10 ways to feel better by Friday
I am slowly feeling less angsty this week. I only cried on the way to school this morning. I haven't cried since. I don't feel the need to and that's good. I cry when there is too much change. I love change. I have a tattoo on my wrist in 12 pt arial font that says "embrace chaos". I welcome it but it doesn't mean that I am not scared of it. How can I make this week better?
1. Disappear into another place
I am a Pisces. This is what I do. I just create a magical world to disappear into. I think the easiest place right now is Gilmore Girls land. I just zone out. I play my silly games on my phone and I just watch or listen. I try to distract myself from feeling anxiety. I deal with the anxiety when it's in front of me but I am trying not to let it get to me otherwise.
2. Be around people that get it
I was not the only one that got Covid last week. 3 other adults at my school did. They have more responsibility than I do. We are all feeling the post Covid/end of the school year fatigue. They are my mentors I just need to model what they are doing. Everyone at school is feeling it this year. We want to make the end of the year AMAZING! We are tired.
3. Hour by Hour
Just go hour by hour. A student of mine today after waking up from nap was crying "I just really want to see my mommy." I said " the great thing is you will see her really soon. Time doesn't stop." It doesn't. It doesn't stop. It's great in moments when you can't handle it anymore. I first realized this when I was working check out at Best Buy after college. It was a LONG 8 hour shift. I was sooo happy that time didn't stop. I will just take each hour as it comes. I know it will be Friday before I know it.
WTF? where did that come from. I don't know but my head just kept shouting PRAY PRAY PRAY. Ugh. I think what my head is saying is let it go and give it away. You could say "Jesus take the wheel" but I am not going to. I believe there is something greater than us. I think its more along the lines of natural laws. I just need to give up my anxiety to the universe.
I got home from school today at 4:00. I made a microwave keto meal and laid in bed. I got up at 8pm. When I am tired I will sleep. I slept in the parking lot at lunch today. One of my favorite pieces of advice from Abraham Hicks is " If you can't get to a good feeling place.. just go to sleep".
6. Focus on the kids
Today at playtime I could have gotten so much done. I could have gotten all of my end of the year paperwork done. I could have charged the Ipads and packed them up. I could have figured out my professional development. Nope. I just sat and watched the kids play. There is something so innocent in it that makes life seem a little better. My kids are feeling the enormity of the end of this year. They need the support. We can support each other.
7. Remember to Breathe
I did a thing. They tested my brainwaves and my breath patterns and how much oxygen I was getting to my brain.
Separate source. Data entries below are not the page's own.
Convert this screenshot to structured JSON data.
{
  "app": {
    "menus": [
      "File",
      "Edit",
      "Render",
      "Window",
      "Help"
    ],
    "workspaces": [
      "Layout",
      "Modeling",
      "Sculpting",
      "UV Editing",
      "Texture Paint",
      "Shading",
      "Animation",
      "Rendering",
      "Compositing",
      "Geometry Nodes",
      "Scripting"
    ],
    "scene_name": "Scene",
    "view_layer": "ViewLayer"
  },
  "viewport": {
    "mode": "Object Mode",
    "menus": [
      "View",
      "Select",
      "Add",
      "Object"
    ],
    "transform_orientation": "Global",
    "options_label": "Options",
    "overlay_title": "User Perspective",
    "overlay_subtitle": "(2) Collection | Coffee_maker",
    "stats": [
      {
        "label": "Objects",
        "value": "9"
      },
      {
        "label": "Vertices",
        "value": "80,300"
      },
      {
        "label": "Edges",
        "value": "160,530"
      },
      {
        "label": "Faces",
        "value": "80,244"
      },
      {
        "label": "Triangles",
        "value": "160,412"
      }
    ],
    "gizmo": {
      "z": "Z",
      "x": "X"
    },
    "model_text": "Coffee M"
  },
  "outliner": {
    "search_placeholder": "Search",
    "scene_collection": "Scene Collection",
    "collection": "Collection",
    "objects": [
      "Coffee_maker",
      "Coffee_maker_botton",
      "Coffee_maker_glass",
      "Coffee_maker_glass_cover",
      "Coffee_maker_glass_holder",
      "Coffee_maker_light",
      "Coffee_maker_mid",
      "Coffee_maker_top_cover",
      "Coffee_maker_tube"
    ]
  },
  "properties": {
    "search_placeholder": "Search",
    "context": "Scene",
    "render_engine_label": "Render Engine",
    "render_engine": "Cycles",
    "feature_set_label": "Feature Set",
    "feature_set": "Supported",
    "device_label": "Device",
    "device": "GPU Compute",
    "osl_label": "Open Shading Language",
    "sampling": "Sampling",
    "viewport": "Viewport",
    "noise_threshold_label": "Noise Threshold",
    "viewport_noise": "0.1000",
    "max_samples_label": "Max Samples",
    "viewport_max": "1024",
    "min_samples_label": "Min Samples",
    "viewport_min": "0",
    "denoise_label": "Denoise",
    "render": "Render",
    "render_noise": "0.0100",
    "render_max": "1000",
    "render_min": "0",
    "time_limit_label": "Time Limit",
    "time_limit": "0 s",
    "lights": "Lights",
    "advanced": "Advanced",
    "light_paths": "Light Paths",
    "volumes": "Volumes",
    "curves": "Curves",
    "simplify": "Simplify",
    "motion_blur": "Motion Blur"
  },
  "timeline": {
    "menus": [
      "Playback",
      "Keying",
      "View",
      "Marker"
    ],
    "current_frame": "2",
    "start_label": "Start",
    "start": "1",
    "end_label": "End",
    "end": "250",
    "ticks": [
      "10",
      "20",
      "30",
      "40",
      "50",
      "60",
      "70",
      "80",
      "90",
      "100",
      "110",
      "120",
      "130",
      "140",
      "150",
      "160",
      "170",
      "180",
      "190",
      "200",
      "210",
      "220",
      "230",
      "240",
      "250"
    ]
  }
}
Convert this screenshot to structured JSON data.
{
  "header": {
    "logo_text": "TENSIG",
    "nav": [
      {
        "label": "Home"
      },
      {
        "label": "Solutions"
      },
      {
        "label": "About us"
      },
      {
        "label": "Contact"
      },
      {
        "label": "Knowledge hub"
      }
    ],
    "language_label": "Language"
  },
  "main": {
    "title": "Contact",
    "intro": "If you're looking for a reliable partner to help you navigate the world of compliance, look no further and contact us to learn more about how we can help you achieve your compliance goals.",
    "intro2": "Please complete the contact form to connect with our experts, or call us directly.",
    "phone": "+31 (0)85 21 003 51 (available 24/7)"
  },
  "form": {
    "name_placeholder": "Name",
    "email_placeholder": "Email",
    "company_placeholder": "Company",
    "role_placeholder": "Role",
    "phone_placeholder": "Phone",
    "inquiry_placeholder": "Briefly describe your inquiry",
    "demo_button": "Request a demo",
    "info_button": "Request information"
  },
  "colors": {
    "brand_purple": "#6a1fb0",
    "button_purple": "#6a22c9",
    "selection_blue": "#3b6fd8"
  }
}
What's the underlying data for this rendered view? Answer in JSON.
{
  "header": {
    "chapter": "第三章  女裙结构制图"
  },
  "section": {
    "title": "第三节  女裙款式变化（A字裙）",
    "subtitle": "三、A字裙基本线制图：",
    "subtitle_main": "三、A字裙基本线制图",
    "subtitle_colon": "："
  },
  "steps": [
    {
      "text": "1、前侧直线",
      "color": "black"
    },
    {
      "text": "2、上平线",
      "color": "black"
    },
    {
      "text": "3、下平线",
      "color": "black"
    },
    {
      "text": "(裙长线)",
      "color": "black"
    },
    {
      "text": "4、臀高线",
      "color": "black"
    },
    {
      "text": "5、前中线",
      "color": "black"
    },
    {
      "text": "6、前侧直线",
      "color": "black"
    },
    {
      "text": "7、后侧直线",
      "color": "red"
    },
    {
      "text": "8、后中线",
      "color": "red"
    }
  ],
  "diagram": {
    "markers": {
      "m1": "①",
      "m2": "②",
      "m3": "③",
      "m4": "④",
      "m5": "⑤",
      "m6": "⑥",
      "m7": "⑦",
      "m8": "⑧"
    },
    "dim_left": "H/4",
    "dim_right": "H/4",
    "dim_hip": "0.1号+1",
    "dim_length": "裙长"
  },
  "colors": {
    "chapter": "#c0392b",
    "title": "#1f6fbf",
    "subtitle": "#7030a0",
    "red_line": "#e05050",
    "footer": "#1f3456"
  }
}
They said when I get stressed I stop breathing. I will literally sit and just hold my breath. My brain is not getting the oxygen that I need. I need some sort of device attached to me at all times to remember to breathe. I wish we had were bionic enough to have those.
8. Drink the water
I have my backpack of water. It's a source of entertainment for my students and I. I try to drink at least 1 liter by the end of the day. I think I need to go for 1.5 by the end of the day from now on.
9. Remember the good
I have been focusing on all the things that are stressing me out. I was filling out forms about the kids for their teachers next year. I realized that in MY opinion they are all average or above average in everything from academics to behavior. These are really great kids. I am handing them over to teachers who can find a problem with anyone but I am 100% satisfied that they accomplished so much and are amazing little people.
10. Be more me!
I am awesome. I wear my totally crazy fun clothes to school. I wore an octopus skirt and a neon pink shirt today that says "the moon and her flowers". I do ridiculous things just to make these kids smile. Wear a water backpack. Fly down the hall like a hawk and pretend to eat baby wallabies. It happened at the Detroit Zoo recently. A little morbid but we had fun pretending to be killer hawks today. Play Disney's greatest hits during playtime. Hug everyone all the time. They told me I shouldn't hug the kids Fall 2020. I couldn't. It didn't make sense. My goal tomorrow is to hug every kid for atleast 10 seconds. Game on!